Friends, the bishop is not your teacher this morning. I am just here to tell you what to pay attention to. Your teachers this morning are ten young people who stand among you as Christians who no longer have an “unless.” They have no conditions. They have no qualifications. They are all in.
They believed the truth they found shared here, in the church. They listened to your testimony about God’s living, healing presence in the world today, and they believed you.
And, unlike Thomas, they showed up in church. They’ve been showing up in church. Whatever happens next, they don’t want to miss it. And so they are here. And by the confession they make today, they are telling you that they intend to stay here.
At the end of the story we get Thomas’s response to that unimaginable moment when he gets his wish and sees Jesus: “My Lord and my God!” When he says that, he is echoing the very first assertion made in the gospel of John, the very first claim of the story: “In the beginning was the Word, and the word was with God, and the word was God.” At the end of the story it is the voice of Thomas, doubting Thomas, that brings the whole story comes to its completion.
But remember this. Do you know who else people referred to that way in Jesus’s time? Who else expected people to address them, to regard them, as Lord and God? The emperor. The man in Rome with all the power, or at least what he thought was power.

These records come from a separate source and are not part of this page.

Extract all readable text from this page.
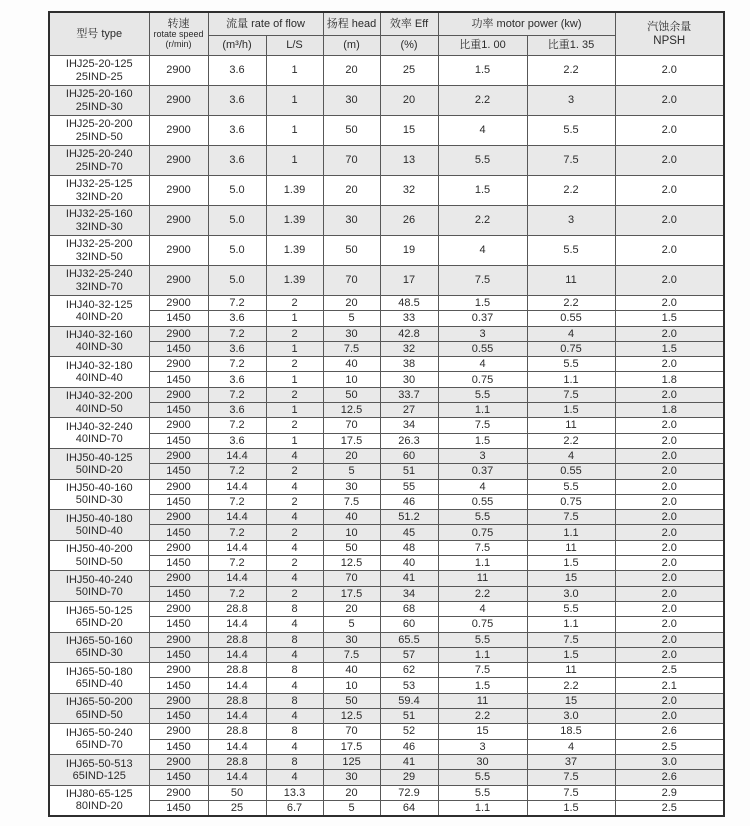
型号 type	转速
rotate speed
(r/min)	流量 rate of flow		扬程 head	效率 Eff	功率 motor power (kw)		汽蚀余量
NPSH

		(m³/h)	L/S	(m)	(%)	比重1. 00	比重1. 35	

IHJ25-20-125
25IND-25	2900	3.6	1	20	25	1.5	2.2	2.0

IHJ25-20-160
25IND-30	2900	3.6	1	30	20	2.2	3	2.0

IHJ25-20-200
25IND-50	2900	3.6	1	50	15	4	5.5	2.0

IHJ25-20-240
25IND-70	2900	3.6	1	70	13	5.5	7.5	2.0

IHJ32-25-125
32IND-20	2900	5.0	1.39	20	32	1.5	2.2	2.0

IHJ32-25-160
32IND-30	2900	5.0	1.39	30	26	2.2	3	2.0

IHJ32-25-200
32IND-50	2900	5.0	1.39	50	19	4	5.5	2.0

IHJ32-25-240
32IND-70	2900	5.0	1.39	70	17	7.5	11	2.0

IHJ40-32-125
40IND-20	2900	7.2	2	20	48.5	1.5	2.2	2.0
	1450	3.6	1	5	33	0.37	0.55	1.5

IHJ40-32-160
40IND-30	2900	7.2	2	30	42.8	3	4	2.0
	1450	3.6	1	7.5	32	0.55	0.75	1.5

IHJ40-32-180
40IND-40	2900	7.2	2	40	38	4	5.5	2.0
	1450	3.6	1	10	30	0.75	1.1	1.8

IHJ40-32-200
40IND-50	2900	7.2	2	50	33.7	5.5	7.5	2.0
	1450	3.6	1	12.5	27	1.1	1.5	1.8

IHJ40-32-240
40IND-70	2900	7.2	2	70	34	7.5	11	2.0
	1450	3.6	1	17.5	26.3	1.5	2.2	2.0

IHJ50-40-125
50IND-20	2900	14.4	4	20	60	3	4	2.0
	1450	7.2	2	5	51	0.37	0.55	2.0

IHJ50-40-160
50IND-30	2900	14.4	4	30	55	4	5.5	2.0
	1450	7.2	2	7.5	46	0.55	0.75	2.0

IHJ50-40-180
50IND-40	2900	14.4	4	40	51.2	5.5	7.5	2.0
	1450	7.2	2	10	45	0.75	1.1	2.0

IHJ50-40-200
50IND-50	2900	14.4	4	50	48	7.5	11	2.0
	1450	7.2	2	12.5	40	1.1	1.5	2.0

IHJ50-40-240
50IND-70	2900	14.4	4	70	41	11	15	2.0
	1450	7.2	2	17.5	34	2.2	3.0	2.0

IHJ65-50-125
65IND-20	2900	28.8	8	20	68	4	5.5	2.0
	1450	14.4	4	5	60	0.75	1.1	2.0

IHJ65-50-160
65IND-30	2900	28.8	8	30	65.5	5.5	7.5	2.0
	1450	14.4	4	7.5	57	1.1	1.5	2.0

IHJ65-50-180
65IND-40	2900	28.8	8	40	62	7.5	11	2.5
	1450	14.4	4	10	53	1.5	2.2	2.1

IHJ65-50-200
65IND-50	2900	28.8	8	50	59.4	11	15	2.0
	1450	14.4	4	12.5	51	2.2	3.0	2.0

IHJ65-50-240
65IND-70	2900	28.8	8	70	52	15	18.5	2.6
	1450	14.4	4	17.5	46	3	4	2.5

IHJ65-50-513
65IND-125	2900	28.8	8	125	41	30	37	3.0
	1450	14.4	4	30	29	5.5	7.5	2.6

IHJ80-65-125
80IND-20	2900	50	13.3	20	72.9	5.5	7.5	2.9
	1450	25	6.7	5	64	1.1	1.5	2.5
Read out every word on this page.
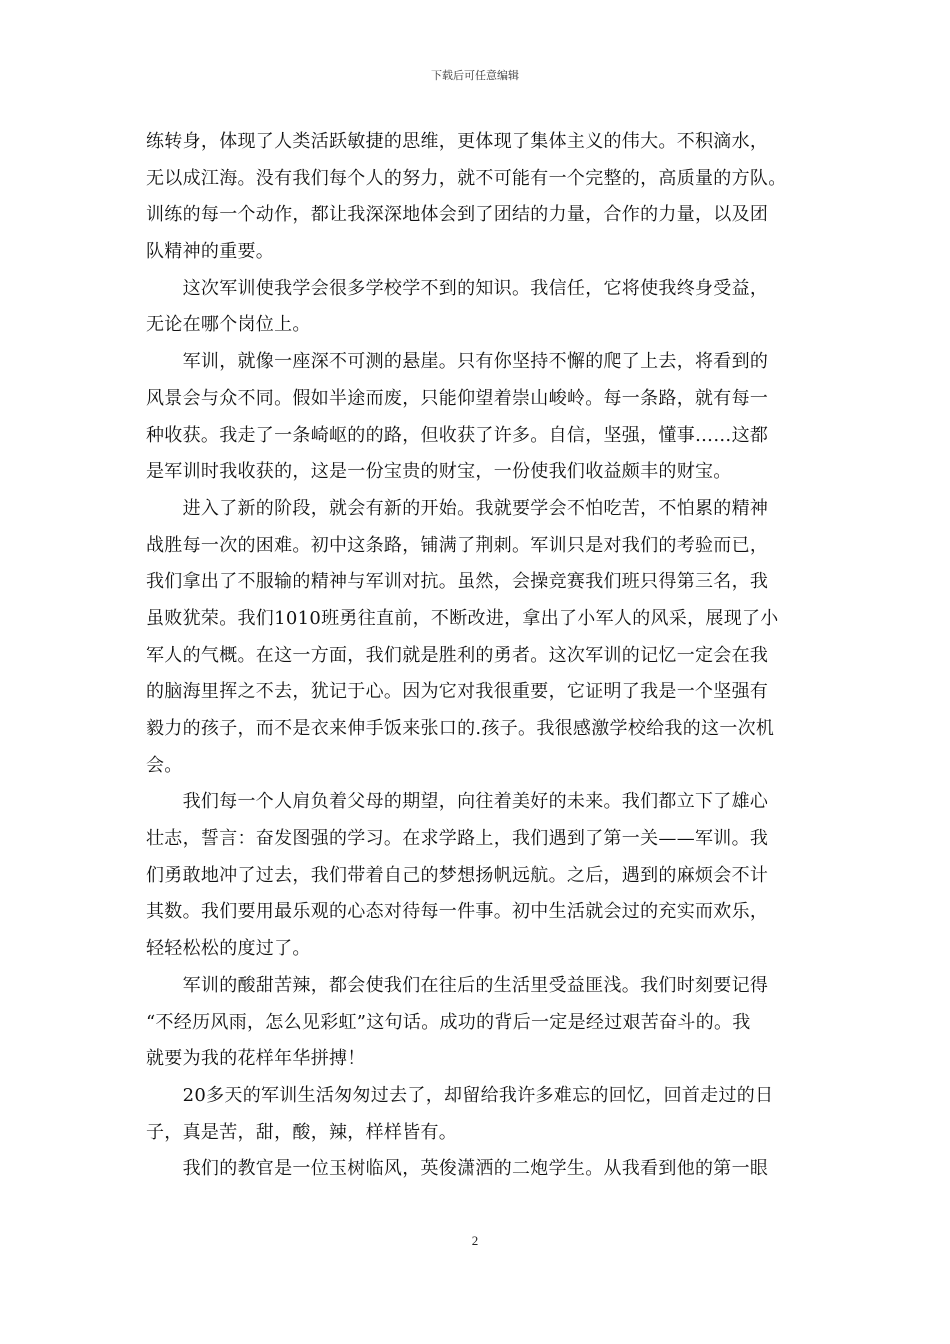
下载后可任意编辑
练转身，体现了人类活跃敏捷的思维，更体现了集体主义的伟大。不积滴水，
无以成江海。没有我们每个人的努力，就不可能有一个完整的，高质量的方队。
训练的每一个动作，都让我深深地体会到了团结的力量，合作的力量，以及团
队精神的重要。
　　这次军训使我学会很多学校学不到的知识。我信任，它将使我终身受益，
无论在哪个岗位上。
　　军训，就像一座深不可测的悬崖。只有你坚持不懈的爬了上去，将看到的
风景会与众不同。假如半途而废，只能仰望着崇山峻岭。每一条路，就有每一
种收获。我走了一条崎岖的的路，但收获了许多。自信，坚强，懂事……这都
是军训时我收获的，这是一份宝贵的财宝，一份使我们收益颇丰的财宝。
　　进入了新的阶段，就会有新的开始。我就要学会不怕吃苦，不怕累的精神
战胜每一次的困难。初中这条路，铺满了荆刺。军训只是对我们的考验而已，
我们拿出了不服输的精神与军训对抗。虽然，会操竞赛我们班只得第三名，我
虽败犹荣。我们1010班勇往直前，不断改进，拿出了小军人的风采，展现了小
军人的气概。在这一方面，我们就是胜利的勇者。这次军训的记忆一定会在我
的脑海里挥之不去，犹记于心。因为它对我很重要，它证明了我是一个坚强有
毅力的孩子，而不是衣来伸手饭来张口的.孩子。我很感激学校给我的这一次机
会。
　　我们每一个人肩负着父母的期望，向往着美好的未来。我们都立下了雄心
壮志，誓言：奋发图强的学习。在求学路上，我们遇到了第一关——军训。我
们勇敢地冲了过去，我们带着自己的梦想扬帆远航。之后，遇到的麻烦会不计
其数。我们要用最乐观的心态对待每一件事。初中生活就会过的充实而欢乐，
轻轻松松的度过了。
　　军训的酸甜苦辣，都会使我们在往后的生活里受益匪浅。我们时刻要记得
“不经历风雨，怎么见彩虹”这句话。成功的背后一定是经过艰苦奋斗的。我
就要为我的花样年华拼搏！
　　20多天的军训生活匆匆过去了，却留给我许多难忘的回忆，回首走过的日
子，真是苦，甜，酸，辣，样样皆有。
　　我们的教官是一位玉树临风，英俊潇洒的二炮学生。从我看到他的第一眼
2
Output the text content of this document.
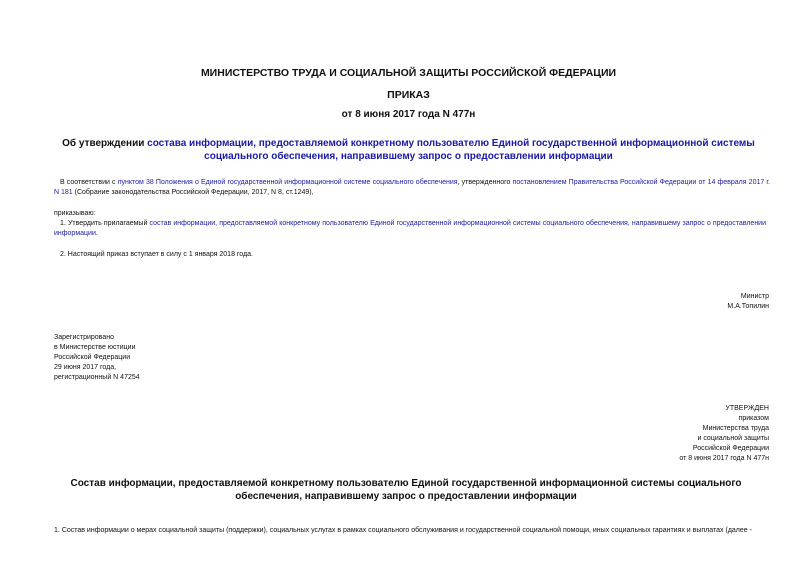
МИНИСТЕРСТВО ТРУДА И СОЦИАЛЬНОЙ ЗАЩИТЫ РОССИЙСКОЙ ФЕДЕРАЦИИ
ПРИКАЗ
от 8 июня 2017 года N 477н
Об утверждении состава информации, предоставляемой конкретному пользователю Единой государственной информационной системы социального обеспечения, направившему запрос о предоставлении информации
В соответствии с пунктом 38 Положения о Единой государственной информационной системе социального обеспечения, утвержденного постановлением Правительства Российской Федерации от 14 февраля 2017 г. N 181 (Собрание законодательства Российской Федерации, 2017, N 8, ст.1249),
приказываю:
1. Утвердить прилагаемый состав информации, предоставляемой конкретному пользователю Единой государственной информационной системы социального обеспечения, направившему запрос о предоставлении информации.
2. Настоящий приказ вступает в силу с 1 января 2018 года.
Министр
М.А.Топилин
Зарегистрировано
в Министерстве юстиции
Российской Федерации
29 июня 2017 года,
регистрационный N 47254
УТВЕРЖДЕН
приказом
Министерства труда
и социальной защиты
Российской Федерации
от 8 июня 2017 года N 477н
Состав информации, предоставляемой конкретному пользователю Единой государственной информационной системы социального обеспечения, направившему запрос о предоставлении информации
1. Состав информации о мерах социальной защиты (поддержки), социальных услугах в рамках социального обслуживания и государственной социальной помощи, иных социальных гарантиях и выплатах (далее -
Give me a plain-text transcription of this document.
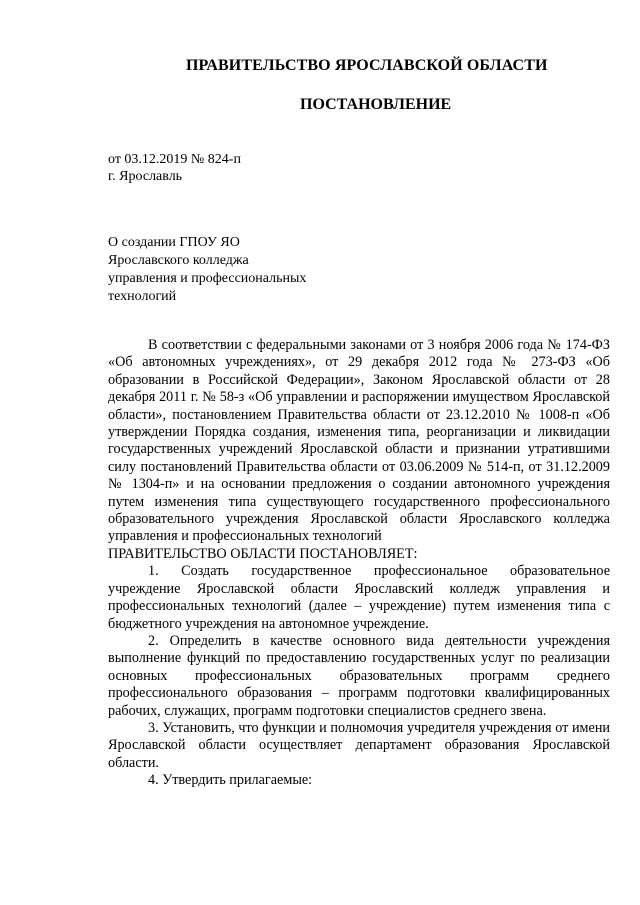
ПРАВИТЕЛЬСТВО ЯРОСЛАВСКОЙ ОБЛАСТИ
ПОСТАНОВЛЕНИЕ
от 03.12.2019 № 824-п
г. Ярославль
О создании ГПОУ ЯО
Ярославского колледжа
управления и профессиональных
технологий

В соответствии с федеральными законами от 3 ноября 2006 года № 174-ФЗ «Об автономных учреждениях», от 29 декабря 2012 года № 273-ФЗ «Об образовании в Российской Федерации», Законом Ярославской области от 28 декабря 2011 г. № 58-з «Об управлении и распоряжении имуществом Ярославской области», постановлением Правительства области от 23.12.2010 № 1008-п «Об утверждении Порядка создания, изменения типа, реорганизации и ликвидации государственных учреждений Ярославской области и признании утратившими силу постановлений Правительства области от 03.06.2009 № 514-п, от 31.12.2009 № 1304-п» и на основании предложения о создании автономного учреждения путем изменения типа существующего государственного профессионального образовательного учреждения Ярославской области Ярославского колледжа управления и профессиональных технологий

ПРАВИТЕЛЬСТВО ОБЛАСТИ ПОСТАНОВЛЯЕТ:

1. Создать государственное профессиональное образовательное учреждение Ярославской области Ярославский колледж управления и профессиональных технологий (далее – учреждение) путем изменения типа с бюджетного учреждения на автономное учреждение.

2. Определить в качестве основного вида деятельности учреждения выполнение функций по предоставлению государственных услуг по реализации основных профессиональных образовательных программ среднего профессионального образования – программ подготовки квалифицированных рабочих, служащих, программ подготовки специалистов среднего звена.

3. Установить, что функции и полномочия учредителя учреждения от имени Ярославской области осуществляет департамент образования Ярославской области.

4. Утвердить прилагаемые:
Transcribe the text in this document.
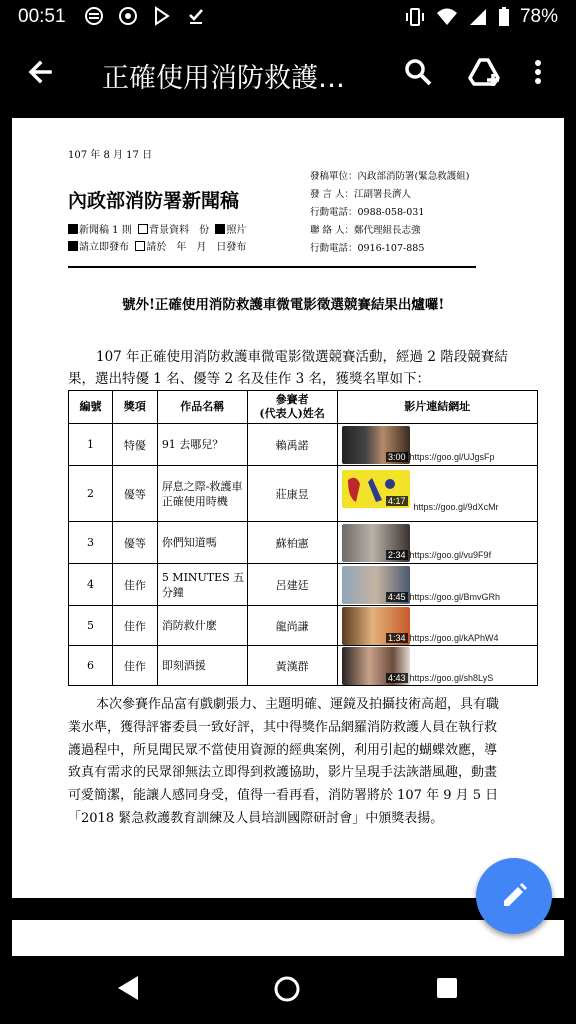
00:51	78%
正確使用消防救護…
107 年 8 月 17 日
內政部消防署新聞稿
新聞稿 1 則 背景資料　份 照片
請立即發布 請於　年　月　日發布
發稿單位：內政部消防署(緊急救護組)
發 言 人：江副署長濟人
行動電話：0988-058-031
聯 絡 人：鄭代理組長志強
行動電話：0916-107-885
號外!正確使用消防救護車微電影徵選競賽結果出爐囉!
107 年正確使用消防救護車微電影徵選競賽活動，經過 2 階段競賽結果，選出特優 1 名、優等 2 名及佳作 3 名，獲獎名單如下：
編號	獎項	作品名稱	參賽者
(代表人)姓名	影片連結網址
1	特優	91 去哪兒？	賴禹諾	3:00 https://goo.gl/UJgsFp

2	優等	屏息之際-救護車正確使用時機	莊康昱	4:17
https://goo.gl/9dXcMr

3	優等	你們知道嗎	蘇柏憲	2:34 https://goo.gl/vu9F9f

4	佳作	5 MINUTES 五分鐘	呂建廷	4:45 https://goo.gl/BmvGRh

5	佳作	消防救什麼	龍尚謙	1:34 https://goo.gl/kAPhW4

6	佳作	即刻酒援	黃漢群	4:43 https://goo.gl/sh8LyS
本次參賽作品富有戲劇張力、主題明確、運鏡及拍攝技術高超，具有職業水準，獲得評審委員一致好評，其中得獎作品網羅消防救護人員在執行救護過程中，所見聞民眾不當使用資源的經典案例，利用引起的蝴蝶效應，導致真有需求的民眾卻無法立即得到救護協助，影片呈現手法詼諧風趣，動畫可愛簡潔，能讓人感同身受，值得一看再看，消防署將於 107 年 9 月 5 日「2018 緊急救護教育訓練及人員培訓國際研討會」中頒獎表揚。
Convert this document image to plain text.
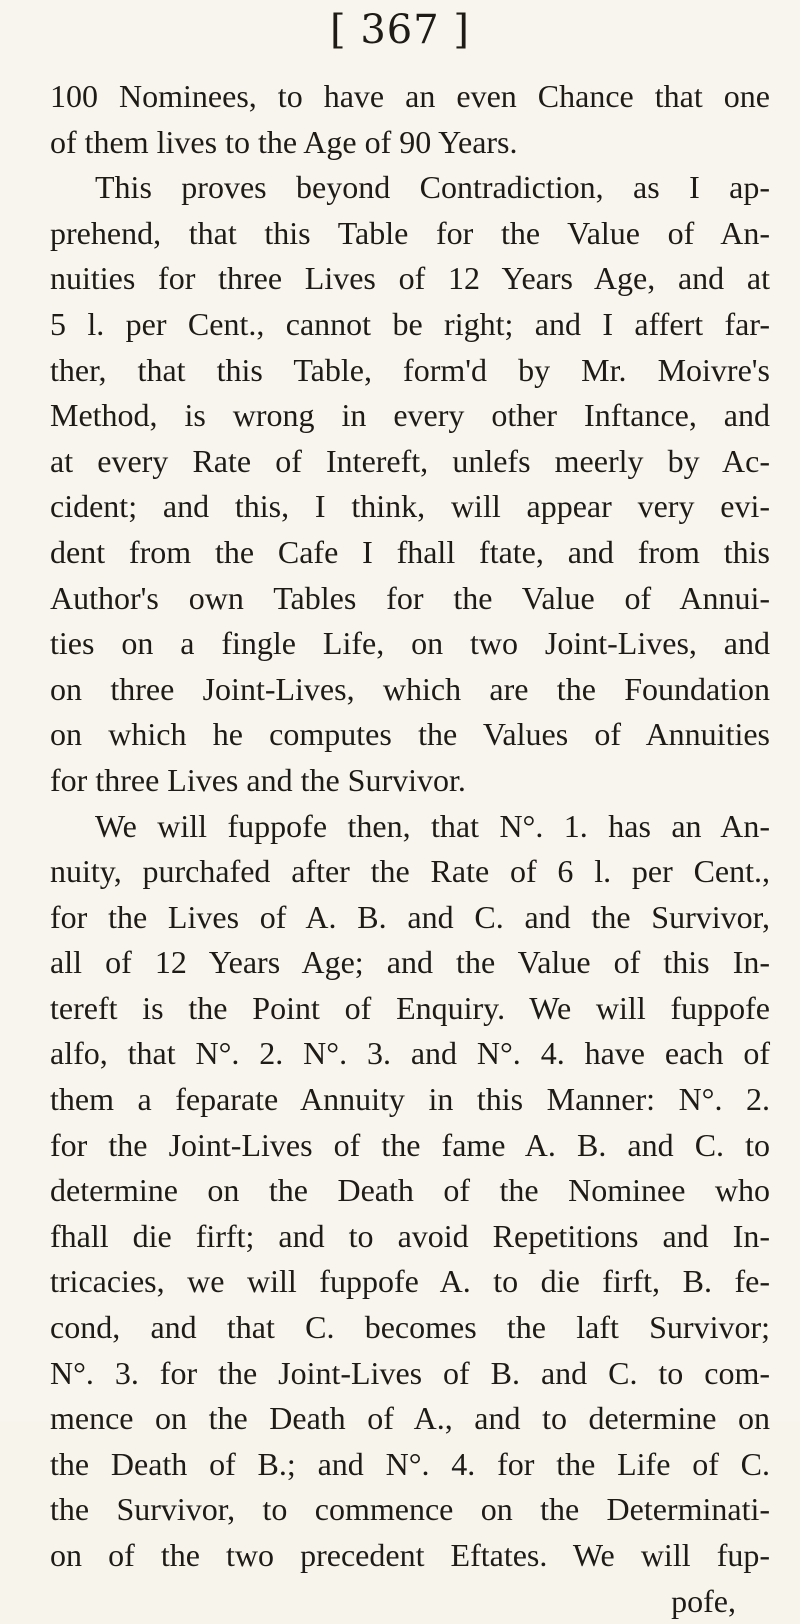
[ 367 ]
100 Nominees, to have an even Chance that one
of them lives to the Age of 90 Years.
This proves beyond Contradiction, as I ap-
prehend, that this Table for the Value of An-
nuities for three Lives of 12 Years Age, and at
5 l. per Cent., cannot be right; and I affert far-
ther, that this Table, form'd by Mr. Moivre's
Method, is wrong in every other Inftance, and
at every Rate of Intereft, unlefs meerly by Ac-
cident; and this, I think, will appear very evi-
dent from the Cafe I fhall ftate, and from this
Author's own Tables for the Value of Annui-
ties on a fingle Life, on two Joint-Lives, and
on three Joint-Lives, which are the Foundation
on which he computes the Values of Annuities
for three Lives and the Survivor.
We will fuppofe then, that N°. 1. has an An-
nuity, purchafed after the Rate of 6 l. per Cent.,
for the Lives of A. B. and C. and the Survivor,
all of 12 Years Age; and the Value of this In-
tereft is the Point of Enquiry. We will fuppofe
alfo, that N°. 2. N°. 3. and N°. 4. have each of
them a feparate Annuity in this Manner: N°. 2.
for the Joint-Lives of the fame A. B. and C. to
determine on the Death of the Nominee who
fhall die firft; and to avoid Repetitions and In-
tricacies, we will fuppofe A. to die firft, B. fe-
cond, and that C. becomes the laft Survivor;
N°. 3. for the Joint-Lives of B. and C. to com-
mence on the Death of A., and to determine on
the Death of B.; and N°. 4. for the Life of C.
the Survivor, to commence on the Determinati-
on of the two precedent Eftates. We will fup-
pofe,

When Thomas says these words, he’s doing more than stating a truth. He’s starting a movement. He is the first revolutionary. He is saying that the powers of this world have no claim on him higher than the God who lived, died, and was raised in Christ.
Be in no doubt that there are leaders in our world today who demand to be regarded as lord and God. Who demand authority over every aspect of human life—over not just their people’s hopes, not just their physical bodies, but over their beliefs—power over their conscience.
To be a Christian in those places is to be a dangerous person, because it is to claim a kind of freedom given by God that can never be taken away or controlled by any power of this world. It is to say that our primary source of identity lies not in our nationality, not in our ethnicity, not in our race or our language or anything else, but in our baptism—in our being part of the body of Christ.
Be in no doubt that there are leaders determined to shut that dangerous possibility down completely.
Before you stand ten people today who know all that, and despite all that have no “unless.” No conditions. How about you? Will you follow their example?
May God grant that, by Christ dwelling in your heart by faith, you may be filled with all the fullness of God. Amen.